La mayoría de la gente tiene
falsas creencias sobre la enfermedad. Y muchos de estos mitos son potencialmente peligrosos para
el enfermo.
"Hay un desconocimiento sobre lo que ocurre durante una crisis epiléptica y como
actuar ante ella". "Y sobre todo en el
tipo de crisis convulsiva, que es la pérdida de conocimiento, la caída y los
movimientos bruscos del paciente".
Mucha gente piensa que debe ponerse
algo en la boca de la persona que sufre las convulsiones para evitar que se
muerda la lengua. Es un error.
"Normalmente el paciente se muerde la lengua cuando hay una contracción muscular
muy intensa de la musculatura de la cara, por tanto es muy difícil prevenir la
mordedura". "Y cuando las personas intentan meter algo dentro de la boca
generalmente lo único que hacen es lesionar más".

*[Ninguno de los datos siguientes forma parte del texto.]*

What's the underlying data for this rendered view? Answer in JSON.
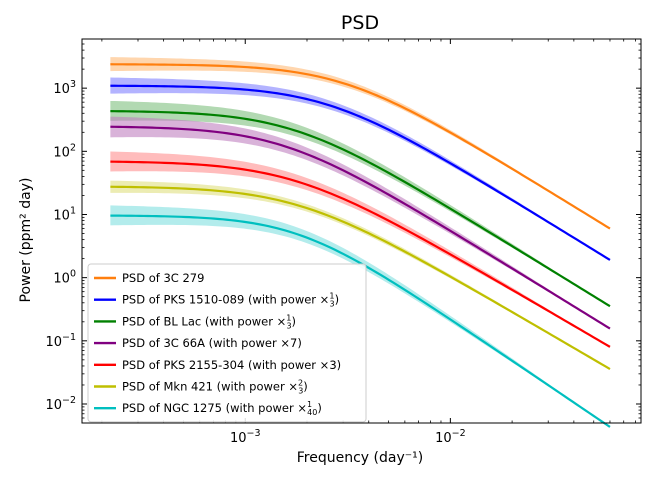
{
  "chart_data": {
    "type": "line",
    "title": "PSD",
    "xlabel": "Frequency (day⁻¹)",
    "ylabel": "Power (ppm² day)",
    "xscale": "log",
    "yscale": "log",
    "xlim": [
      0.00016,
      0.085
    ],
    "ylim": [
      0.005,
      6000
    ],
    "x_ticks": [
      {
        "value": 0.001,
        "base": "10",
        "exp": "−3"
      },
      {
        "value": 0.01,
        "base": "10",
        "exp": "−2"
      }
    ],
    "y_ticks": [
      {
        "value": 0.01,
        "base": "10",
        "exp": "−2"
      },
      {
        "value": 0.1,
        "base": "10",
        "exp": "−1"
      },
      {
        "value": 1,
        "base": "10",
        "exp": "0"
      },
      {
        "value": 10,
        "base": "10",
        "exp": "1"
      },
      {
        "value": 100,
        "base": "10",
        "exp": "2"
      },
      {
        "value": 1000,
        "base": "10",
        "exp": "3"
      }
    ],
    "legend_position": "lower-left",
    "series": [
      {
        "name": "PSD of 3C 279",
        "label_main": "PSD of 3C 279",
        "frac": null,
        "label_suffix": "",
        "color": "#ff7f0e",
        "band_color": "#ffbb78",
        "x_start": 0.00022,
        "x_end": 0.06,
        "amp": 2400,
        "knee": 0.003,
        "slope": 2.0,
        "band_low": 0.78,
        "band_high": 1.3
      },
      {
        "name": "PSD of PKS 1510-089 (with power ×1/3)",
        "label_main": "PSD of PKS 1510-089 (with power ×",
        "frac": {
          "num": "1",
          "den": "3"
        },
        "label_suffix": ")",
        "color": "#0000ff",
        "band_color": "#8080ff",
        "x_start": 0.00022,
        "x_end": 0.06,
        "amp": 1100,
        "knee": 0.0025,
        "slope": 2.0,
        "band_low": 0.75,
        "band_high": 1.35
      },
      {
        "name": "PSD of BL Lac (with power ×1/3)",
        "label_main": "PSD of BL Lac (with power ×",
        "frac": {
          "num": "1",
          "den": "3"
        },
        "label_suffix": ")",
        "color": "#008000",
        "band_color": "#7fbf7f",
        "x_start": 0.00022,
        "x_end": 0.06,
        "amp": 440,
        "knee": 0.0017,
        "slope": 2.0,
        "band_low": 0.7,
        "band_high": 1.45
      },
      {
        "name": "PSD of 3C 66A (with power ×7)",
        "label_main": "PSD of 3C 66A (with power ×7)",
        "frac": null,
        "label_suffix": "",
        "color": "#800080",
        "band_color": "#c080c0",
        "x_start": 0.00022,
        "x_end": 0.06,
        "amp": 250,
        "knee": 0.0015,
        "slope": 2.0,
        "band_low": 0.68,
        "band_high": 1.45
      },
      {
        "name": "PSD of PKS 2155-304 (with power ×3)",
        "label_main": "PSD of PKS 2155-304 (with power ×3)",
        "frac": null,
        "label_suffix": "",
        "color": "#ff0000",
        "band_color": "#ff9090",
        "x_start": 0.00022,
        "x_end": 0.06,
        "amp": 70,
        "knee": 0.0017,
        "slope": 1.9,
        "band_low": 0.7,
        "band_high": 1.45
      },
      {
        "name": "PSD of Mkn 421 (with power ×2/3)",
        "label_main": "PSD of Mkn 421 (with power ×",
        "frac": {
          "num": "2",
          "den": "3"
        },
        "label_suffix": ")",
        "color": "#bfbf00",
        "band_color": "#dfdf80",
        "x_start": 0.00022,
        "x_end": 0.06,
        "amp": 28,
        "knee": 0.0018,
        "slope": 1.9,
        "band_low": 0.8,
        "band_high": 1.25
      },
      {
        "name": "PSD of NGC 1275 (with power ×1/40)",
        "label_main": "PSD of NGC 1275 (with power ×",
        "frac": {
          "num": "1",
          "den": "40"
        },
        "label_suffix": ")",
        "color": "#00bfbf",
        "band_color": "#80dfdf",
        "x_start": 0.00022,
        "x_end": 0.06,
        "amp": 9.7,
        "knee": 0.0018,
        "slope": 2.2,
        "band_low": 0.7,
        "band_high": 1.45
      }
    ]
  }
}
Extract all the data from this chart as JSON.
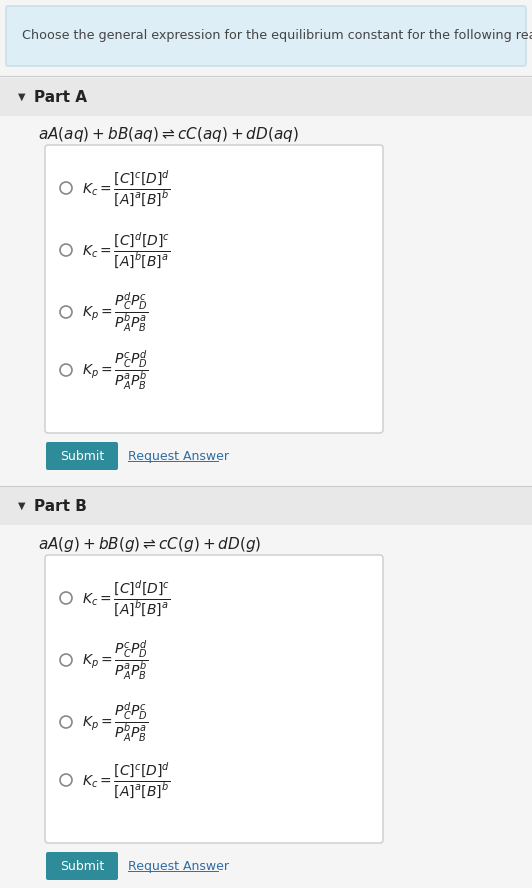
{
  "header_text": "Choose the general expression for the equilibrium constant for the following reactions:",
  "header_bg": "#ddeef6",
  "header_border": "#c5dce8",
  "part_a_label": "Part A",
  "part_a_reaction": "$aA(aq) + bB(aq) \\rightleftharpoons cC(aq) + dD(aq)$",
  "part_a_options": [
    "$K_c = \\dfrac{[C]^c[D]^d}{[A]^a[B]^b}$",
    "$K_c = \\dfrac{[C]^d[D]^c}{[A]^b[B]^a}$",
    "$K_p = \\dfrac{P_C^d P_D^c}{P_A^b P_B^a}$",
    "$K_p = \\dfrac{P_C^c P_D^d}{P_A^a P_B^b}$"
  ],
  "part_b_label": "Part B",
  "part_b_reaction": "$aA(g) + bB(g) \\rightleftharpoons cC(g) + dD(g)$",
  "part_b_options": [
    "$K_c = \\dfrac{[C]^d[D]^c}{[A]^b[B]^a}$",
    "$K_p = \\dfrac{P_C^c P_D^d}{P_A^a P_B^b}$",
    "$K_p = \\dfrac{P_C^d P_D^c}{P_A^b P_B^a}$",
    "$K_c = \\dfrac{[C]^c[D]^d}{[A]^a[B]^b}$"
  ],
  "submit_color": "#2e8b9a",
  "submit_text": "Submit",
  "request_text": "Request Answer",
  "request_link_color": "#2e6da4",
  "text_color": "#444444",
  "option_box_bg": "#ffffff",
  "option_box_border": "#cccccc",
  "section_bg": "#e8e8e8",
  "bg_color": "#f5f5f5"
}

Estas lesiones pueden incluir roturas de dientes, más lesión en la lengua,
heridas en los labios, o incluso lesiones en los dedos de la persona que intenta
ayudar. Los objetos en la boca también pueden bloquear las vías respiratorias,
lo que es potencialmente peligroso para el paciente.
"Lo que se debe hacer es poner la cabeza de
lado para que el paciente pueda expulsar la saliva y evitar que se sofoque en
las secreciones, y aflojarle el cuello para que pueda respirar cómodamente". Los
expertos también recomiendan retirar todos los objetos que rodean al paciente y
asegurarse de que su cabeza está protegida con cojines si éste está en el suelo.
"La gente se asusta y piensa que el paciente está en riesgo de muerte, pero una
crisis suele durar unos dos minutos y no da tiempo a que se haga ninguna
asistencia urgente". "Cuando sólo ha sufrido una crisis el paciente
normalmente puede recuperarse y volver a su casa por sí mismo".
Cuando una persona tiene convulsiones
recurrentes y regulares se le diagnostica epilepsia.
Una de cada 200 personas padece epilepsia.
La epilepsia es una enfermedad neurológica que afecta a 50 millones de personas
en el mundo. La enfermedad puede tener causas genéticas, pero también puede ser
ocasionada por traumatismos en el cráneo, meningitis y otras enfermedades.
Las convulsiones epilépticas son causadas por descargas repentinas de actividad
eléctrica en el cerebro que evitan que éste se comunique normalmente con el
cuerpo. La incidencia de saliva -o
espuma- en la boca y la violencia durante las convulsiones no es igual en todas
las personas, algunas pueden tener mucha secreción salivar y otras no
tienen ninguna.
El mito más perjudicial para los pacientes dice que el paciente se vuelve agresivo durante una crisis.
Mucha gente cree que durante una crisis epiléptica la persona se vuelve agresiva
y puede llegar a cometer actos violentos, pero durante la crisis epiléptica el
paciente no tiene conciencia y no tiene ningún tipo de agresividad dirigida. Es muy importante deshacernos del mito de que el paciente epiléptico es
alguien violento o que durante la crisis puede provocar agresiones. Es "muy preocupante" que tanta gente no sepa qué
hacer ante una crisis epiléptica, y esto demuestra que la enfermedad sigue
siendo un trastorno muy desconocido.